I’ve coined a term for our collective state of mind. I call it GWD for Generalized Weariness Disorder.
The symptoms I see?
- Lack of motivation
- Lack of focus
- Lack of follow through
- Lack of purpose
- Fight, flight or freeze response due to anxiety, the unknown, the unpredictable
- Losing your car keys in the grocery store, unable to drive home and upon finding your keys and getting into the car, splattering your green drink all over the dashboard
What would you add from this week?
It’s tiring to support greater engagement from others when we ourselves are weighted under weariness.

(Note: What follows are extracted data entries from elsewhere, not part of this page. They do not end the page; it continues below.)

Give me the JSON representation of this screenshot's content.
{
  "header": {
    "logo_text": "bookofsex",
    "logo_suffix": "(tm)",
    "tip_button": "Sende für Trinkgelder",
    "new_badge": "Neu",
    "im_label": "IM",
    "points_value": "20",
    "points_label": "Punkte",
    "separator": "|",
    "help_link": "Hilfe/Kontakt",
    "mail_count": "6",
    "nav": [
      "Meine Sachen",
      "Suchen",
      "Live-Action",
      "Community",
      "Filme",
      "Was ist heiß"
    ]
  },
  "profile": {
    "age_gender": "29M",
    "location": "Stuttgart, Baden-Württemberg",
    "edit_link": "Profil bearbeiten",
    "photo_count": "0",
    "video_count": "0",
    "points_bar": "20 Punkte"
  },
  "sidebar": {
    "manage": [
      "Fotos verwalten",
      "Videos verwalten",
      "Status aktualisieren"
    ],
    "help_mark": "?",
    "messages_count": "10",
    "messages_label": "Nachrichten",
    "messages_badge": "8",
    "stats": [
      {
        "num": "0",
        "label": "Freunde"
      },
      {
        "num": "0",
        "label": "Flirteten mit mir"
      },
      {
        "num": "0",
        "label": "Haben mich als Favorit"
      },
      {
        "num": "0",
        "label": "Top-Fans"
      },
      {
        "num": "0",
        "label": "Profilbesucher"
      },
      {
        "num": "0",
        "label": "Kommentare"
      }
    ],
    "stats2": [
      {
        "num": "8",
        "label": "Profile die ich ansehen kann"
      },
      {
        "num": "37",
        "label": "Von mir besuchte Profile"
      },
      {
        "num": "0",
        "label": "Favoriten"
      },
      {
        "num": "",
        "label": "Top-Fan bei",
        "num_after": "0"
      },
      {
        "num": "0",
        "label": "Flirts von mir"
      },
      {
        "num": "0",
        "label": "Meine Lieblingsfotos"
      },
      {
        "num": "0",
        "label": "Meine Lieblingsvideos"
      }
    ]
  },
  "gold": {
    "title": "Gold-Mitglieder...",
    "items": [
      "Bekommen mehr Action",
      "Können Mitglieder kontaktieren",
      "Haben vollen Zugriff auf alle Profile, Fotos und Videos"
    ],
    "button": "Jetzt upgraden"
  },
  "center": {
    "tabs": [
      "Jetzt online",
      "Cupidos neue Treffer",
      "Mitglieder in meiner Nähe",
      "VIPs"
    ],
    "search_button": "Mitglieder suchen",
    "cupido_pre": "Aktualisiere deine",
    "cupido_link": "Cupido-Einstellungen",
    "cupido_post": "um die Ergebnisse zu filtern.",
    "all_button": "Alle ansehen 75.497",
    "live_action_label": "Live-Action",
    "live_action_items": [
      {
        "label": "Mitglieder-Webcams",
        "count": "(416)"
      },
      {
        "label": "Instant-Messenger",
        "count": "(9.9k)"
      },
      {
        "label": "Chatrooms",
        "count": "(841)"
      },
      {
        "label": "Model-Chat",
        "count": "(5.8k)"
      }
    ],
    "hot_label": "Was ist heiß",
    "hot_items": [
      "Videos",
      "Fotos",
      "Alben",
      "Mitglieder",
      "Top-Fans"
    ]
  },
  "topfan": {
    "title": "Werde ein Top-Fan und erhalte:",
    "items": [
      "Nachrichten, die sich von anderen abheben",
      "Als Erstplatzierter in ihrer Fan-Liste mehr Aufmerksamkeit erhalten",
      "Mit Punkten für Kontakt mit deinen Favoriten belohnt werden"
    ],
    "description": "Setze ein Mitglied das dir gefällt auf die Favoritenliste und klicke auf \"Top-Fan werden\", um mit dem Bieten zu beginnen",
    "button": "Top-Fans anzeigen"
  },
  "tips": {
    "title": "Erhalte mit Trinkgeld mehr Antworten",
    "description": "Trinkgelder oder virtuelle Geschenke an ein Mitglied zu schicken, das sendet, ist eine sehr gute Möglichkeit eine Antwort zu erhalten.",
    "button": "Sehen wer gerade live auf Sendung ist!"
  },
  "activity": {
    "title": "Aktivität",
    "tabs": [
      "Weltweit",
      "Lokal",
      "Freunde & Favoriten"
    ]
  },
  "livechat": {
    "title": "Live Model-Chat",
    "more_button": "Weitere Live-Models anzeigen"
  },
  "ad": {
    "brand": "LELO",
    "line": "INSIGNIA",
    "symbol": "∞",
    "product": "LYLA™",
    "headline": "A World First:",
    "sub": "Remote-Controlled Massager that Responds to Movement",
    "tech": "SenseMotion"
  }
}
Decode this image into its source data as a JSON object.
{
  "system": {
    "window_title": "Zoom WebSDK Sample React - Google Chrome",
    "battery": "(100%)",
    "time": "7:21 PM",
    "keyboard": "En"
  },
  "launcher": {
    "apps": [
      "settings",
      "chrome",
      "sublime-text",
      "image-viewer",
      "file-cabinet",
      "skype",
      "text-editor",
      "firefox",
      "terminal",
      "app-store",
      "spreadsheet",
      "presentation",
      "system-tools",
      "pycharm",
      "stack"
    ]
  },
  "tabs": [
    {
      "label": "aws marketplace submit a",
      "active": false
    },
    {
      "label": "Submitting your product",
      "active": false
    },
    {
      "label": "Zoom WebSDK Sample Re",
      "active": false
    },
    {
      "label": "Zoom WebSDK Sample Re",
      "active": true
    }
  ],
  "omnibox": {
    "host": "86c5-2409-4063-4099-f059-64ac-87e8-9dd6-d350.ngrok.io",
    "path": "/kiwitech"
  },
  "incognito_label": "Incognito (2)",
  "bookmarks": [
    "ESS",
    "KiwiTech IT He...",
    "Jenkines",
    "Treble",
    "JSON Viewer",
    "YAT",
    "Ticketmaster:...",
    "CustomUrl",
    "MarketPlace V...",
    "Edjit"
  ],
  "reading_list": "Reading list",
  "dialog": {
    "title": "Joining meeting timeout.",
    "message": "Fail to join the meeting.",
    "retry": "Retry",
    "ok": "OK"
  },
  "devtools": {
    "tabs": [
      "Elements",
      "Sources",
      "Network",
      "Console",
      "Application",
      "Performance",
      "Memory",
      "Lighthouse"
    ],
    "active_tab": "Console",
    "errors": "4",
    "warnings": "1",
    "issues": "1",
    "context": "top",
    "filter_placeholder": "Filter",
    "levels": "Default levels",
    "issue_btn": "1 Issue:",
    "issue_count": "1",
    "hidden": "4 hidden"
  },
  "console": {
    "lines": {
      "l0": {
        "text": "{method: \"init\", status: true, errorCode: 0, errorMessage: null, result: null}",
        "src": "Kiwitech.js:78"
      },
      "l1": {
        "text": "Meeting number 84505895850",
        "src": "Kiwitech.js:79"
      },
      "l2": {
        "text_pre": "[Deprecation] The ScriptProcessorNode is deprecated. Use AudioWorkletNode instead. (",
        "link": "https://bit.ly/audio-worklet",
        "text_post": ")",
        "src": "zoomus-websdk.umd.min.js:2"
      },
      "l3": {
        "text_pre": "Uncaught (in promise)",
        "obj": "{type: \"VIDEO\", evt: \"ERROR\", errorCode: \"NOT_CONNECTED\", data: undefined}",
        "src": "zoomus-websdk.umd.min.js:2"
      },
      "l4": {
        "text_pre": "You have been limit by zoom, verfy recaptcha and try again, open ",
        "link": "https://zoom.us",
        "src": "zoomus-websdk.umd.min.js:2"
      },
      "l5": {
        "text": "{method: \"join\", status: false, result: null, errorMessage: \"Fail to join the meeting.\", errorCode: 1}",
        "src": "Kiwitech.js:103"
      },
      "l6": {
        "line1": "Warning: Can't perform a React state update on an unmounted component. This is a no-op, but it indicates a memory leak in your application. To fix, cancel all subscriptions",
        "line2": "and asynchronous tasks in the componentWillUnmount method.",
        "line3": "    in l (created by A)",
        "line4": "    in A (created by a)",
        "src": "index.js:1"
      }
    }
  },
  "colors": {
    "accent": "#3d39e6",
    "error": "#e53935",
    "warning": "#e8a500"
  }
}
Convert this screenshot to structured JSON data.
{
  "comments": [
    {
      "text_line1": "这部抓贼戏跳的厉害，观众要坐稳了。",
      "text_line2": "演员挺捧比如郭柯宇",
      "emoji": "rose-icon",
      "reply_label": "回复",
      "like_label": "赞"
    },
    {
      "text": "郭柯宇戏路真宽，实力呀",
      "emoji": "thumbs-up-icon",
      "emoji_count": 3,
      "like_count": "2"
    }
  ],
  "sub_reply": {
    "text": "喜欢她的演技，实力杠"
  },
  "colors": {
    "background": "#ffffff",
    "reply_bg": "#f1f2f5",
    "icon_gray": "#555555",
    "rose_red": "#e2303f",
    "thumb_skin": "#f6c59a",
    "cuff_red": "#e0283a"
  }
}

Your Ask to Tell: Inquiry to Advocacy Ratio
We have two basic patterns to move things forward. We either tell and sell (maybe even yell), or we ask questions. It’s our spectrum of influence. Tim Clark, in The 4 Stages of Psychological Safety elaborates:
“You’re either trying to figure something out or you’re trying to convince others that you have figured it out…Obviously, these two things translate into two clear behavioral patterns. When you’re engaged in inquiry, when you’re trying to figure something out, when you’re in discovery mode, what are you doing as you participate in dialogue or discussion? That’s right, you’re asking questions. On the other hand, if you’re engaged in advocacy, trying to influence others toward your point of view, what are you doing? Right again, you’re telling.”
Tell or Sell: The Low Signal to Noise Ratio
For some of us, our reaction to GWD pushes us into telling and selling. It’s a rut we fall into when anxious, worried, impatient, pressured – and when we are not self-aware of our feelings. In the moment, it actually may feel productive. But the problem is that it doesn’t yield more engagement.
Why? Well, think about it. Do you like it when someone tells you what to do?
With tell and sell, the receiver hears an awful lot of noise with little or no opportunity for engagement. And thus at some point, they simply tune us out.
Avoid: The No Signal to Noise Ratio
For others of us, our reaction to GWD drops us deeper into retreat. While no response may seem an appropriate solution to chaos, it is insidiously damaging.
Why? Think about a time when you received no feedback on a job or accomplishment. What happened to your motivation?
A lack of feedback, of positive, regular, short responses with clients, colleagues, staff, family and friends will trigger (more) uncertainty.
Did she get my e-mail? Did he notice my additional effort? Does she recognize my expertise? Is he angry at me? Am I having any impact here?
Uncertainty is not harmless. Uncertainty triggers distrust in our brain, the opposite of what we want in conversation. Judith Glaser in Conversational Intelligence notes:
“Being in synch with others is vital to healthy relationships. And it’s not just a metaphor. Research indicates that when we are comfortable with someone, our heartbeat becomes more coherent, sending signals to the brain to relax, open up, and share with that person. When gaps arise between what we expect and what we get, we become uncertain of our relationship and our fear networks begin to take control of our brains. As a result, we find ourselves lacking the neurochemical and hormonal support for placing trust in others.”
Ask and Be Well
When our hands, head and hearts are working together, we have a culture of high trust, well-being and psychological safety. And asking is a definite path forward for inclusion and innovation. So I ask you (and me equally often):
- What is working well in your communication?
- What will you do to further model, mentor and inspire a healthier Ask to Tell: Inquiry to Advocacy ratio?
- What will you do to decrease the negative impact of uncertainty in your communications?
When we trust one another, there is a predictive understanding of one another’s behavior that allows us to be open, curious, creative and at ease.